El Hacedor de Estrellas concibió en su madurez muchas formas raras de tiempo. Algunas de las últimas creaciones, por ejemplo, fueron diseñadas con dos o más dimensiones temporales, y las vidas de las criaturas eran secuencias de tiempo en una u otra dimensión del «área» o «volumen» temporal. Estos seres experimentaban su cosmos de un modo muy curioso. Mientras vivían durante un breve período en una dimensión, percibían continua y simultáneamente una imagen —aunque fragmentaria y oscura— de toda una evolución cósmica «transversal» en otra dimensión. En algunos casos la criatura tenía una vida activa en todas las dimensiones temporales del cosmos. El artificio divino que ordenaba la totalidad del «volumen» temporal, de tal modo que los infinitos actos espontáneos de las distintas criaturas se unían para producir un sistema coherente de evoluciones transversales, sobrepasaba notablemente el ingenio que había establecido en las primeras experiencias una «armonía preestablecida».

En otras creaciones la criatura tenía sólo una vida, pero era ésta una «línea zigzagueante», que pasaba de una dimensión temporal a otra de acuerdo con la cualidad de las elecciones de la misma criatura. Las elecciones morales o fuertes llevaban a una dirección temporal, las elecciones inmorales o débiles a otra.
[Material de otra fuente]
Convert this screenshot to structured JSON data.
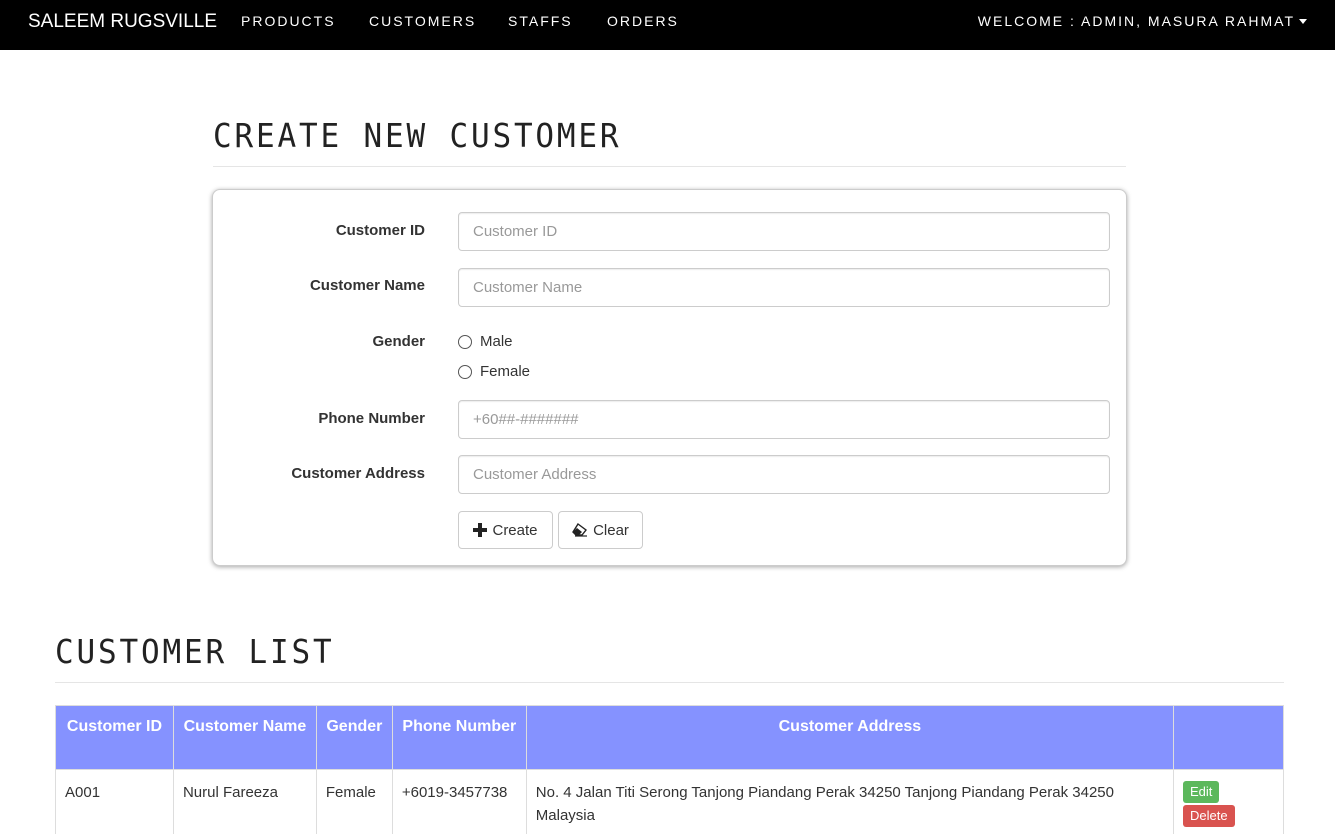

En un cosmos inconcebiblemente complejo, cada vez que una criatura se encontraba ante varios posibles cursos de acción, los tomaba todos, creando así muchas dimensiones temporales distintas y muchas historias del cosmos. Como en cada una de las secuencias evolutivas del cosmos había numerosas criaturas, y cada una de ellas se enfrentaba constantemente con muchos cursos posibles, y las combinaciones de estos cursos eran innumerables, de todos los momentos de todas las secuencias temporales de este cosmos nacía una infinitud de universos distintos.

Había otras creaciones donde los individuos tenían una percepción sensoria de todo el cosmos físico desde muchos puntos de vista en el espacio, o aun desde todos los posibles puntos de vista. En este caso, por supuesto, la percepción de cada una de las mentes era idéntica en cuanto al alcance en el espacio, pero variaba de mente en mente en cuanto a penetración o comprensión. Esto dependía del calibre mental y de la disposición de las mentes particulares. A veces estos seres no sólo tenían una percepción omnipresente sino también una volición omnipresente. Podían actuar así en todas las regiones del espacio, aunque con precisión y vigor distintos de acuerdo con el nivel mental. En cierto modo eran espíritus desencarnados, que luchaban en el cosmos físico como jugadores de ajedrez, o como dioses griegos en los campos de Troya.

Otras creaciones tenían un aspecto físico pero sin relación con el Universo físico sistemático y familiar. La experiencia física de estos seres estaba enteramente determinada por los mutuos impactos de unos contra otros. Cada uno inundaba a sus semejantes con «imágenes» sensorias, y la cualidad y la secuencia de estas «imágenes» dependían de las leyes psicológicas de los impactos mentales.